W wydaniu audycji, całkowicie poświęconym gospodarce morskiej, Artur Kiełbasiński rozmawiał z Bogdanem Ołdakowskim, prezesem Actia Forum oraz Arturem Jadeszko, prezesem ATC Cargo.
Porozumienie podpisane przez największe porty na całym świecie, skomentował na naszej antenie Bogdan Ołdakowski. – Przez jakiś czas był poważny problem wymian załóg statków. To jest sygnał, że porty są przyjaźnie nastawione i chcą zapewnić bezpieczny przepływ towarów przez swoje terminale – mówił prezes Actia Forum.
Prowadzący rozmowę dopytywał o sytuacje ekonomiczną polskich portów. – Nastroje nie są zbyt optymistyczne. W najbliższych miesiącach spodziewamy się spadków w obrębie kontenerów i przewozów promowych. Warto zaznaczyć, że właściwie zanikł w polskich portach ruch pasażerski. Fakt, że przemysł opadł, będzie miał wyraźny wpływ na przewozy promowe. Spodziewamy się kilkunastoprocentowych spadków w obrotach portowych w najbliższym czasie – podkreślał Bogdan Ołdakowski. – W zeszłym tygodniu pomiędzy Europą a Azją wycofano prawie 40 proc. pojemności statków. To pokazuje skalę spadków przewozów kontenerów między tymi kontynentami. To się odbija na statystykach portowych – dodawał.

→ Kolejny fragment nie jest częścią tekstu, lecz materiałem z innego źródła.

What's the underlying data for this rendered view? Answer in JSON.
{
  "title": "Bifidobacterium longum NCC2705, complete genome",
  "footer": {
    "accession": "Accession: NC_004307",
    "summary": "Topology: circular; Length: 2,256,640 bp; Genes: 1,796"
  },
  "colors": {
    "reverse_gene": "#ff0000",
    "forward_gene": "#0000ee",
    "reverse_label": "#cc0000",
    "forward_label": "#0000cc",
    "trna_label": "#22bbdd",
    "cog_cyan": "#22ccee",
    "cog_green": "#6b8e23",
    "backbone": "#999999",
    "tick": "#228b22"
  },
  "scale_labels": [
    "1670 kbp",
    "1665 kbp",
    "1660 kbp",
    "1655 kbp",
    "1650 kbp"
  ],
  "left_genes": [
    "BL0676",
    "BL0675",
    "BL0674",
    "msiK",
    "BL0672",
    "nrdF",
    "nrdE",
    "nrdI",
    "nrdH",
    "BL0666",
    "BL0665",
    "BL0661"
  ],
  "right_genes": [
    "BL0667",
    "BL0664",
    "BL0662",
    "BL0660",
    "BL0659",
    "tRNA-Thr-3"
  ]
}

Drugi gość audycji Ludzie i Pieniądze opowiedział, w których sektorach sytuacja ekonomiczna wygląda najlepiej. – Te sektory związane z przemysłem spożywczym i farmaceutycznym odnotowują nawet daleko idące wzrosty. Logistyka i transport to prosta wypadkowa tego, co się dzieje w zakresie popytu i podaży – tłumaczył Artur Jadeszko.
Prowadzący rozmowę dopytywał o możliwą przyszłość dla rynku handlu. – Historia jest najlepszym nauczycielem. Świat przechodził już dużo większe epidemie. Nigdy nie było takiej sytuacji, że handel zamarł. On będzie ograniczony. Nie wierzę w radykalne, czarne scenariusze. Pewnie dojdzie do przewartościowań – zaznaczał prezes ATC Cargo.